Nitpick. I think you mean the happiness scale stretched by 66.7 % (= 1/(1 − 0.4) − 1), which is roughly 70 %, not 60 %.
Hello Vasco, thanks!
Calibrating with biological measures. Hm, could be a interesting, albeit labour intensive … !
I’ve seen this graph a couple times on the Forum, now. I am confused why these lines are going up, but LS is generally flat. The one thing that stands out to me is that the timeframes are generally smaller than multidecade ones used for most studies on the Easterlin Paradox.
I’d also guess it’d be harder to calibrate the categorical response happiness question (This’d certainly be the case if you used my method, here.)
On income increasing over time. I discuss this more in the paper. We think that increasing income is the main pathway that rescaling occurs through. So, including it as a control could introduce over-control bias.
Oh, and I rounded from .62 something to .6 for the indexed effect size :)
What do you think of OWID’s dissolution of the Easterlin paradox? In short:
OWID say Easterlin and other researchers relied on data from the US and Japan, but…
In Japan, life satisfaction questions in the ‘Life in Nation surveys’ changed over time; within comparable survey periods, the correlation is positive (graphic below visualises this for ~50 years of data from 1958-2007, cf. your multidecade remark)
In the US, growth has not benefitted the majority of people; income inequality has been rising in the last four decades, and the income and standard of living of the typical US citizen have not grown much in the last couple of decades
so there’s no paradox to explain.
(I vaguely recall having asked you this before and you answering but may be confabulating; if that’s happened and you feel annoyed I’m asking again, feel free to ignore)
I don’t think you did mention this before...! I think this graph is just for 1 country. Perhaps Japan.
To be honest, I don’t know what to think of the Wolfers/Stevenson objections! My only thought is: differences of, e.g,. 0.2 points, would look pretty small in comparison to the potential rescaling effects I suggest here.

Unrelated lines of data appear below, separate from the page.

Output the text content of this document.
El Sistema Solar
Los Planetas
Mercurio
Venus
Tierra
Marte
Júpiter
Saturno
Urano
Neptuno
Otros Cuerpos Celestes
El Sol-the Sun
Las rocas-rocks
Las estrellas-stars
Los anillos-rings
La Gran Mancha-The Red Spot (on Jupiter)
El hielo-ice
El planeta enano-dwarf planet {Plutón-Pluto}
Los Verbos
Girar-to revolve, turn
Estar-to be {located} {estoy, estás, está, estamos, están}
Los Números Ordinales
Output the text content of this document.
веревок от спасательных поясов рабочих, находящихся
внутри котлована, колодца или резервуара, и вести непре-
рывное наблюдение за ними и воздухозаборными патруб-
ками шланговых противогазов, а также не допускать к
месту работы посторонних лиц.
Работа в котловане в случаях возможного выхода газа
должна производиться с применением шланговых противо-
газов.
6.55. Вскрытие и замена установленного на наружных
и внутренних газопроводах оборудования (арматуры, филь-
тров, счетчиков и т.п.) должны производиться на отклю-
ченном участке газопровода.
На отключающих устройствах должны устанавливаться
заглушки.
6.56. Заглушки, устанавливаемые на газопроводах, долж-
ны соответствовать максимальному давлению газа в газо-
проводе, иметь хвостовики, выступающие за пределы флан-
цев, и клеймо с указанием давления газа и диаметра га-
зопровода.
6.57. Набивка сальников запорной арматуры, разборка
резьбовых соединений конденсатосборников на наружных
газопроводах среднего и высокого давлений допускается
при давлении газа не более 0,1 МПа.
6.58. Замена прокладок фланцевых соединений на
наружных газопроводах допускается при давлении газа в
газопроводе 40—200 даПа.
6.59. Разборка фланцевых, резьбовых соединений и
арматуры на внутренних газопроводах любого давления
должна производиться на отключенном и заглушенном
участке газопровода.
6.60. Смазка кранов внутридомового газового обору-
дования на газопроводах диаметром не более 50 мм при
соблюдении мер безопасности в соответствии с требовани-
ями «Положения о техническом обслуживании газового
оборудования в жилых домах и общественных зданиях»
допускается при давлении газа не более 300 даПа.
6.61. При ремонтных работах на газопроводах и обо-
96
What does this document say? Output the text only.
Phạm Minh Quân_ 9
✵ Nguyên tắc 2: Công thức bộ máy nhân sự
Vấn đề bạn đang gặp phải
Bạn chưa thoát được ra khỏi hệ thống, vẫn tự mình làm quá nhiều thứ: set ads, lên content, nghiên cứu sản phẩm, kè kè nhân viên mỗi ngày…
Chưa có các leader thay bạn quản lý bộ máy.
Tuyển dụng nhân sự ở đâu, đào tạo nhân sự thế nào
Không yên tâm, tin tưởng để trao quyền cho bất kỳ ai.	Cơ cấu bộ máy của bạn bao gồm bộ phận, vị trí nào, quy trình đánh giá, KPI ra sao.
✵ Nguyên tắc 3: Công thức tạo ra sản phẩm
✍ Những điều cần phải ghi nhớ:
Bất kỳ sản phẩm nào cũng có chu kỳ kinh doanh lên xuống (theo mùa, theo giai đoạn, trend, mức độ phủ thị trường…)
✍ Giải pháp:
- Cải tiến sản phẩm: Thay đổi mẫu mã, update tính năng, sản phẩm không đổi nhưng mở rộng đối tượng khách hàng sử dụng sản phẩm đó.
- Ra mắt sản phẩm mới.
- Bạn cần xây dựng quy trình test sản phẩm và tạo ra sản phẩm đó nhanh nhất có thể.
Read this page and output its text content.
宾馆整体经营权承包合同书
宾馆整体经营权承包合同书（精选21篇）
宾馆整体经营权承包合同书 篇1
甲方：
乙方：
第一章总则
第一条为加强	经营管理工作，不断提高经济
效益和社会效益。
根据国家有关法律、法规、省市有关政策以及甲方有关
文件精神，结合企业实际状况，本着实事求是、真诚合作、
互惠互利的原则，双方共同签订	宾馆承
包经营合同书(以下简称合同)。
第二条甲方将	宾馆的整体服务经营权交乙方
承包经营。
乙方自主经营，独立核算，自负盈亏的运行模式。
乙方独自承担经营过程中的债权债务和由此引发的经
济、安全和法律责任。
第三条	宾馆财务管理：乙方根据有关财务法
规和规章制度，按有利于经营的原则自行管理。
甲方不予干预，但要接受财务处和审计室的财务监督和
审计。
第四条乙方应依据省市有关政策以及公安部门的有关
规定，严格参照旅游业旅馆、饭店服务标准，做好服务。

Not exactly what you meant, but you may be interested in Jeff Kaufman’s notes on his year-long happiness logging self-experiment. My main takeaway was to be mildly more bearish of happiness logging than when I first came across the idea, based on his
Scattered quotes that made me go “huh”:
Thanks for sharing, Mo! Very interesting. That makes me more pessimistic about finding the relationship between biological indicators and self-reported human welfare. I still think tracking more objective metrics would be helpful such that is is harder to game the system. If welfare surveys became widespread, and consistently used to make decisions, people could try to give answers which benefit them the most instead of reporting their welfare as accurately as possible. I like the assumption that welfare per human-year is proportional to the logarithm of annual consumption because this is hard to game.
Thanks, this is interesting. I wonder if this sort of individual-level noise might be smoothed out by large-n experience sampling.